Warhol highlights the line that connects the artist to Marcel Duchamp and the Dadaists. In fact, Warhol was originally called a neo-Dadaist. In one of its many digressions, the book describes at length the French artist Yves Klein, perhaps best known for his 200 blue monochrome paintings, and their influence on Warhol. Another major influence was his “admitted hero,” the popular social realist Ben Shahn. Warhol’s blotted line technique was based on Shahn’s “fractured, lightning-bolt line.” Shahn had been influenced by Paul Klee, who was himself a big influence on Warhol.
While mostly concerned with his career as a painter, the book also delves into Warhol’s other ventures, notably filmmaking, writing, photography, and music management. One of Gopnik’s insightful remarks concerns the four-minute Screen Tests in which the subject—usually a notable person—would be filmed staring at a screen: “The Screen Tests give us our first taste of the passive sadism that Warhol became famous for as his Factory scene moved into high gear.”
Many of Warhol’s major early exhibits are nicely described, such as the 1964 exhibit of the Brillo Box sculptures at the Stable Gallery. Gopnik’s turned up far too many gems to mention here, so let me stick to two. There was an apparently one-off fan club newsletter, Andeeeeee monthly (Wee Hope) GAZETTE (capital letters in the original), which the Smithsonian has made available. An unpublished interview that was supposed to appear in the Spring 1966 issue of the Yale Record quoted Warhol as stating that “I always wanted to be a girl.” It is worth noting that Gopnik spends a great many pages describing, often in excessive detail, every man who could conceivably have been described as Warhol’s boyfriend.
Warhol’s personality will probably never be revealed in its entirety, and Gopnik has pieced together a wildly complicated man who went from being a “sweet little gay guy who worked like a dog,” according to a Harper & Row editor, to a self-consciously cultivated enigma, a modern-day court portraitist of the many socialites in his orbit, and a world-class manipulator. Toward the end he showed a gentler, more easygoing and kinder side in the year leading up to his death.

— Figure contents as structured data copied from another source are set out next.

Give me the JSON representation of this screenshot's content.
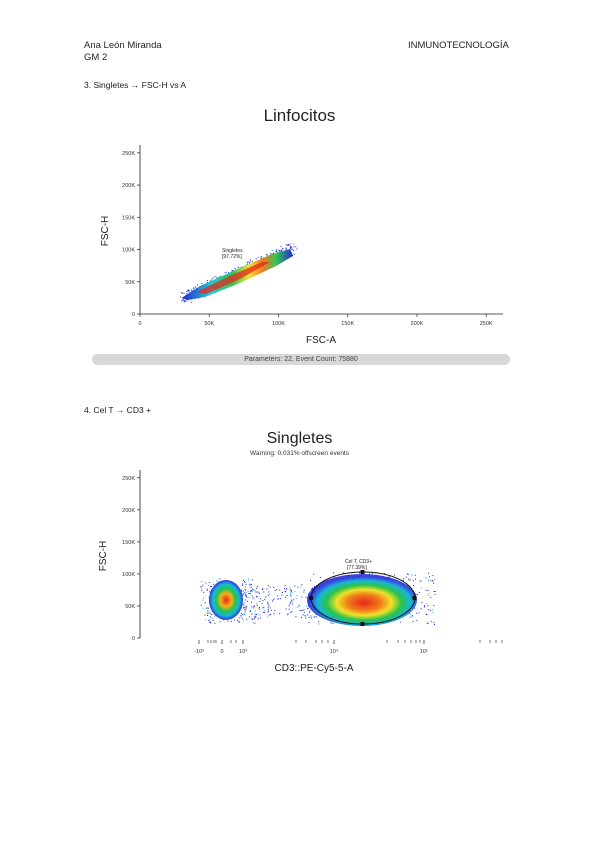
{
  "header": {
    "author": "Ana León Miranda",
    "group": "GM 2",
    "subject": "INMUNOTECNOLOGÍA"
  },
  "section3": {
    "heading": "3. Singletes → FSC-H vs A"
  },
  "plot1": {
    "title": "Linfocitos",
    "ylabel": "FSC-H",
    "xlabel": "FSC-A",
    "gate_name": "Singletes",
    "gate_pct": "[97.72%]",
    "status": "Parameters: 22, Event Count: 75880",
    "xticks": [
      "0",
      "50K",
      "100K",
      "150K",
      "200K",
      "250K"
    ],
    "yticks": [
      "0",
      "50K",
      "100K",
      "150K",
      "200K",
      "250K"
    ]
  },
  "section4": {
    "heading": "4. Cel T → CD3 +"
  },
  "plot2": {
    "title": "Singletes",
    "subtitle": "Warning: 0.031% offscreen events",
    "ylabel": "FSC-H",
    "xlabel": "CD3::PE-Cy5-5-A",
    "gate_name": "Cel T, CD3+",
    "gate_pct": "[77.39%]",
    "xticks": [
      "-10³",
      "0",
      "10³",
      "10⁴",
      "10⁵"
    ],
    "yticks": [
      "0",
      "50K",
      "100K",
      "150K",
      "200K",
      "250K"
    ]
  },
  "chart_data": [
    {
      "type": "scatter",
      "title": "Linfocitos",
      "xlabel": "FSC-A",
      "ylabel": "FSC-H",
      "xlim": [
        0,
        262144
      ],
      "ylim": [
        0,
        262144
      ],
      "gates": [
        {
          "name": "Singletes",
          "percent": 97.72
        }
      ],
      "event_count": 75880
    },
    {
      "type": "scatter",
      "title": "Singletes",
      "xlabel": "CD3::PE-Cy5-5-A",
      "ylabel": "FSC-H",
      "x_scale": "biexponential",
      "ylim": [
        0,
        262144
      ],
      "gates": [
        {
          "name": "Cel T, CD3+",
          "percent": 77.39
        }
      ]
    }
  ],
  "colors": {
    "density_low": "#1a22d6",
    "density_mid": "#21c35a",
    "density_high": "#ffe82a",
    "density_peak": "#e8261a",
    "status_bar": "#d8d8d8"
  }
}
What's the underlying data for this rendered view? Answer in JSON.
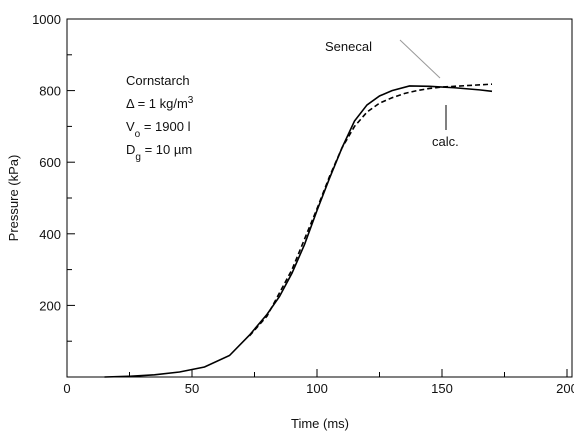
{
  "chart_data": {
    "type": "line",
    "xlabel": "Time  (ms)",
    "ylabel": "Pressure (kPa)",
    "xlim": [
      0,
      200
    ],
    "xticks": [
      0,
      50,
      100,
      150,
      200
    ],
    "xminorticks": [
      25,
      75,
      125,
      175
    ],
    "ylim": [
      0,
      1000
    ],
    "yticks": [
      200,
      400,
      600,
      800,
      1000
    ],
    "yminorticks": [
      100,
      300,
      500,
      700,
      900
    ],
    "annotation": [
      [
        {
          "text": "Cornstarch"
        }
      ],
      [
        {
          "text": "Δ = 1 kg/m"
        },
        {
          "sup": "3"
        }
      ],
      [
        {
          "text": "V"
        },
        {
          "sub": "o"
        },
        {
          "text": " = 1900 l"
        }
      ],
      [
        {
          "text": "D"
        },
        {
          "sub": "g"
        },
        {
          "text": " = 10 µm"
        }
      ]
    ],
    "series": [
      {
        "name": "calc.",
        "color": "#000000",
        "dash": false,
        "x": [
          15,
          25,
          35,
          45,
          55,
          65,
          73,
          80,
          85,
          90,
          95,
          100,
          105,
          110,
          115,
          120,
          125,
          130,
          137,
          145,
          155,
          165,
          170
        ],
        "values": [
          0,
          2,
          6,
          14,
          28,
          60,
          117,
          175,
          225,
          290,
          370,
          465,
          555,
          640,
          715,
          760,
          785,
          800,
          813,
          812,
          808,
          802,
          798
        ]
      },
      {
        "name": "Senecal",
        "color": "#000000",
        "dash": true,
        "x": [
          73,
          80,
          90,
          100,
          105,
          110,
          115,
          120,
          125,
          130,
          135,
          140,
          145,
          150,
          160,
          170
        ],
        "values": [
          115,
          170,
          300,
          470,
          560,
          640,
          700,
          740,
          765,
          780,
          792,
          800,
          806,
          810,
          814,
          818
        ]
      }
    ]
  }
}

There is no shortage of qualifications that one might raise about this doorstop of a book. The big one is the absence of any references, which are available only online, either as part of the electronic version of the book or on the publisher’s website as a 740-page PDF. Gopnik’s writing style can also be off-putting. It seems at times that he’s trying too hard to strike a casual or hip style, as when he constantly uses verb forms like “got published” or “got painted” or when he addresses the reader directly as “you.” That said, this book is a feat of Warhol research that offers new insights into a widely studied artist.
Martha E. Stone is the literary editor of this magazine.